The judges contend the mandatory retirement provision is age discrimination that violates their constitutional rights. The suit notes that by 2030, there will be more than 75 million Americans 65 and older. “As the population ages, the incidence of cognitive decline has decreased remarkably in recent years,” the suit asserts.
Joining Driscoll are Northampton County Judge Leonard N. Zito and Philadelphia Judges John W. Herron, Benjamin Lerner, Sandra Mazer Moss and Joseph D. O'Keefe. Lerner was forced to retire in January but works part time as a senior judge. The others are nearing 70 and will be forced to quit before the end of their 10-year terms.
Gov. Tom Corbett is named as the lead defendant.
“We have no comment on this pending litigation, but we expect that the Office of Attorney General will be responding by way of appropriate filings on behalf of the governor and the secretary of the commonwealth,” said Janet Kelley, a Corbett spokeswoman.
The judges want the court to toss the state constitution's mandatory retirement provision, which went into effect in 1969.
“The world has changed,” Heim said. “Seventy is not old. All of them feel, very strongly, their judging ability now is as good, or better, than it has ever been. They are experienced, and their maturity and judgment is still very strong, maybe even stronger, than when they were younger.”
Heim contends the mandatory retirement provision violates the 14th Amendment's equal protection and due process clauses, as well as Article 1 of the Pennsylvania Constitution.
Judges who are forced to quit because of their age can choose to continue working as senior judges, the lawsuit notes, but for less money and no benefits.
Annual salaries range from $169,541 for full-time Common Pleas judges to $195,309 for Supreme Court justices, according to Art Heinz, spokesman with the Administrative Office of Pennsylvania Courts.

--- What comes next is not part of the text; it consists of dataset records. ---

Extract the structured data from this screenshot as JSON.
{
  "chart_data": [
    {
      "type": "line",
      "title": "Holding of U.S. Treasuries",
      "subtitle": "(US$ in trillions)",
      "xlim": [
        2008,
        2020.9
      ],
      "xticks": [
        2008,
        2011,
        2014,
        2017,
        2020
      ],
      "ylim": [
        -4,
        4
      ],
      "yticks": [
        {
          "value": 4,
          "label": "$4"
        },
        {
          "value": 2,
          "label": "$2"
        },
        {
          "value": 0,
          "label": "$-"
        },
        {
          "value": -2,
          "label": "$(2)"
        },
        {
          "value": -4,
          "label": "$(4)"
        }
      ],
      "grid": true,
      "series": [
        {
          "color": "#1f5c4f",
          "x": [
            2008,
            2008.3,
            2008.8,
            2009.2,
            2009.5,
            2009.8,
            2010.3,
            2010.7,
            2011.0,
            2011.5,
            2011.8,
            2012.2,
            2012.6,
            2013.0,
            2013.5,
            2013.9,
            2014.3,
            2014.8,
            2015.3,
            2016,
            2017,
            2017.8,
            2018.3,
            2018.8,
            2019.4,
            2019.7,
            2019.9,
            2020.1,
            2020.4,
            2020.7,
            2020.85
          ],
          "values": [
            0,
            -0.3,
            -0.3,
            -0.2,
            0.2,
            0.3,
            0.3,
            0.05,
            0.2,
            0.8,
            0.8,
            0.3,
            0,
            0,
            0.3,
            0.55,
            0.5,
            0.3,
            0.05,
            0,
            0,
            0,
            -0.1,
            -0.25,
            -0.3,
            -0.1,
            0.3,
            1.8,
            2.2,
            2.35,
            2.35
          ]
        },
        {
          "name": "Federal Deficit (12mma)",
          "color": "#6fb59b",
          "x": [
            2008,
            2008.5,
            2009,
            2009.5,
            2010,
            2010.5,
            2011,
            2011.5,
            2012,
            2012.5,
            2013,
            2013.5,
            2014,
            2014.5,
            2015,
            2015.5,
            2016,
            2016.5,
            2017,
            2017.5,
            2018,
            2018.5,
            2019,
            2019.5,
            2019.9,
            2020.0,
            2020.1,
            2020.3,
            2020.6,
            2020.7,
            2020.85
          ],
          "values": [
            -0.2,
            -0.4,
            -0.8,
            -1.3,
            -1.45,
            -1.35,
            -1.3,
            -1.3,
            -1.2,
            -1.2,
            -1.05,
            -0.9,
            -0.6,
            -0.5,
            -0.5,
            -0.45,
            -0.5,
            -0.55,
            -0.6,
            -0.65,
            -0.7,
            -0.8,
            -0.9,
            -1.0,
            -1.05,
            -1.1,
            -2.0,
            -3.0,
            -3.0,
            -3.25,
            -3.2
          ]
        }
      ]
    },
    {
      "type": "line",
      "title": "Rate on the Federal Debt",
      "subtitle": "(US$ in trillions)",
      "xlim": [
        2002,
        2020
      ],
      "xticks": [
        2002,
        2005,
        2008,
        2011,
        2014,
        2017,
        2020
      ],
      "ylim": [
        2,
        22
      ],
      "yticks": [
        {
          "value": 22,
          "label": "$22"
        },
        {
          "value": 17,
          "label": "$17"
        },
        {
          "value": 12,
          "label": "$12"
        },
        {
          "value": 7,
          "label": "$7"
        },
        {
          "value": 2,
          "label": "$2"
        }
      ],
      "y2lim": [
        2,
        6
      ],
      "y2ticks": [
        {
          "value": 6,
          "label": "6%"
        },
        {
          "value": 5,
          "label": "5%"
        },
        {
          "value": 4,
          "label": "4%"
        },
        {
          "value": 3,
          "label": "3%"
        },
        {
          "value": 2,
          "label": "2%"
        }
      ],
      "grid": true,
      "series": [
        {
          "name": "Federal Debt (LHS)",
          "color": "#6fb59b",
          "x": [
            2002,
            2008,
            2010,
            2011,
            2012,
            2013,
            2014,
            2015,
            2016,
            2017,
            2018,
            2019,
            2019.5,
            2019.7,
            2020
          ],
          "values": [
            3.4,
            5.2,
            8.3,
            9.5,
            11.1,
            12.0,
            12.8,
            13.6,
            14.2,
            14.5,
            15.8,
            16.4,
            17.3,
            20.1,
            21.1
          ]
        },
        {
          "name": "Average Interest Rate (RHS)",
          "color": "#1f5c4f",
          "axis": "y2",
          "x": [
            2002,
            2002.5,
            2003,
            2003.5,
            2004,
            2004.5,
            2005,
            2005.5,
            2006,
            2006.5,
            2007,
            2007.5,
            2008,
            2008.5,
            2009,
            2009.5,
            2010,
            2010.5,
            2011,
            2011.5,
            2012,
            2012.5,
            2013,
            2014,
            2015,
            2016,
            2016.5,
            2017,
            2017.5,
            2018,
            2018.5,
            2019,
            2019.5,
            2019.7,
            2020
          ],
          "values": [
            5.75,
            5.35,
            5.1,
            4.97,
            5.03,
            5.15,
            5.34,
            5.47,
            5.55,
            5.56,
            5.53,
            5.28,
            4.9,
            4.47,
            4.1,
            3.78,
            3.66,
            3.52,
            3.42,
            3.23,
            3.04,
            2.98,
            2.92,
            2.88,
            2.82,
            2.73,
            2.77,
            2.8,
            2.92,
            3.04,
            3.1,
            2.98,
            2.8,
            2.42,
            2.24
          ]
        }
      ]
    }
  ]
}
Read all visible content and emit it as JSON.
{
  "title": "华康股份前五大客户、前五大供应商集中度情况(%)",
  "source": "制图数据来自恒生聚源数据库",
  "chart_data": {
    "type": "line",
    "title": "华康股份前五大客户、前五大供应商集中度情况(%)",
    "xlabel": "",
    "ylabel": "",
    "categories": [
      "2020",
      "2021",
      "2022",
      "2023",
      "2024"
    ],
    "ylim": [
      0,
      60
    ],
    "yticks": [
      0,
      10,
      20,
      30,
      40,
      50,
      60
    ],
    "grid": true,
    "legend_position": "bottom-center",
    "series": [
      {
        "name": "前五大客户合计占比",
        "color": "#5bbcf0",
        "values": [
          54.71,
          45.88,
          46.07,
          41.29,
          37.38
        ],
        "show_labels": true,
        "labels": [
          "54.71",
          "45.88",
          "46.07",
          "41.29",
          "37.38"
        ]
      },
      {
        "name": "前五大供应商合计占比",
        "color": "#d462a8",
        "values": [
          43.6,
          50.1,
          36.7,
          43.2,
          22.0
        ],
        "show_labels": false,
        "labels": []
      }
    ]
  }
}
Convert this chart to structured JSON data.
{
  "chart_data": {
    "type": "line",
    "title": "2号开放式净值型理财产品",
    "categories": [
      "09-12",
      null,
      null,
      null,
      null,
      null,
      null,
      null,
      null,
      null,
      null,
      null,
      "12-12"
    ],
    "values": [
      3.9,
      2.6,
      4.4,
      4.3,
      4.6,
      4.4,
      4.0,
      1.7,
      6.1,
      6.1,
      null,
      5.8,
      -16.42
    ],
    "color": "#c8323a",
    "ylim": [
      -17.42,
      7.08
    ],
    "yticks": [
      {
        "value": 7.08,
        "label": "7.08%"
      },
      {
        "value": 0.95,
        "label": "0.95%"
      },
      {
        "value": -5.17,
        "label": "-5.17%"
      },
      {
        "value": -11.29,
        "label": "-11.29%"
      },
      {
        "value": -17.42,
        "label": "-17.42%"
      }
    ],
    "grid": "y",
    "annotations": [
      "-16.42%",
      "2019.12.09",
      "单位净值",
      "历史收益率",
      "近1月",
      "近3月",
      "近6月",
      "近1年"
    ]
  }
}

Senior judges in county courts are paid $522 per day when on the bench, but that pay, plus their pension, cannot exceed $169,541 annually, Heinz said.
In the lawsuit, Heim points out senior judges are not paid for work performed in chambers and are ineligible for sick days, vacation or life insurance benefits. Some senior judges were not paid for days worked when funding ran out, according to the lawsuit,
“There is no reasonable — or even rational — basis for paying senior judges less money for the same work than judges who have not yet been forced to retire,” Heim wrote in the lawsuit.
No other elected or appointed officials are required to retire based solely on age, the suit said.
“As a result, plaintiffs have been singled out by the Pennsylvania Constitution on the sole basis of age for different treatment from other officers and employees of the Commonwealth of Pennsylvania,” the lawsuit states.
Heim said elimination of the mandatory retirement provision will not risk allowing unfit judges to stay on the bench because other constitutional provisions provide for the removal of incapacitated judges.
None of the judges is seeking financial damages through the lawsuit, Heim said, but Lerner wants to be reinstated — without back pay.
“There's no seeking of compensation,” said Heim, who is representing the judges pro bono. “It's purely a declaration that this provision be set aside.”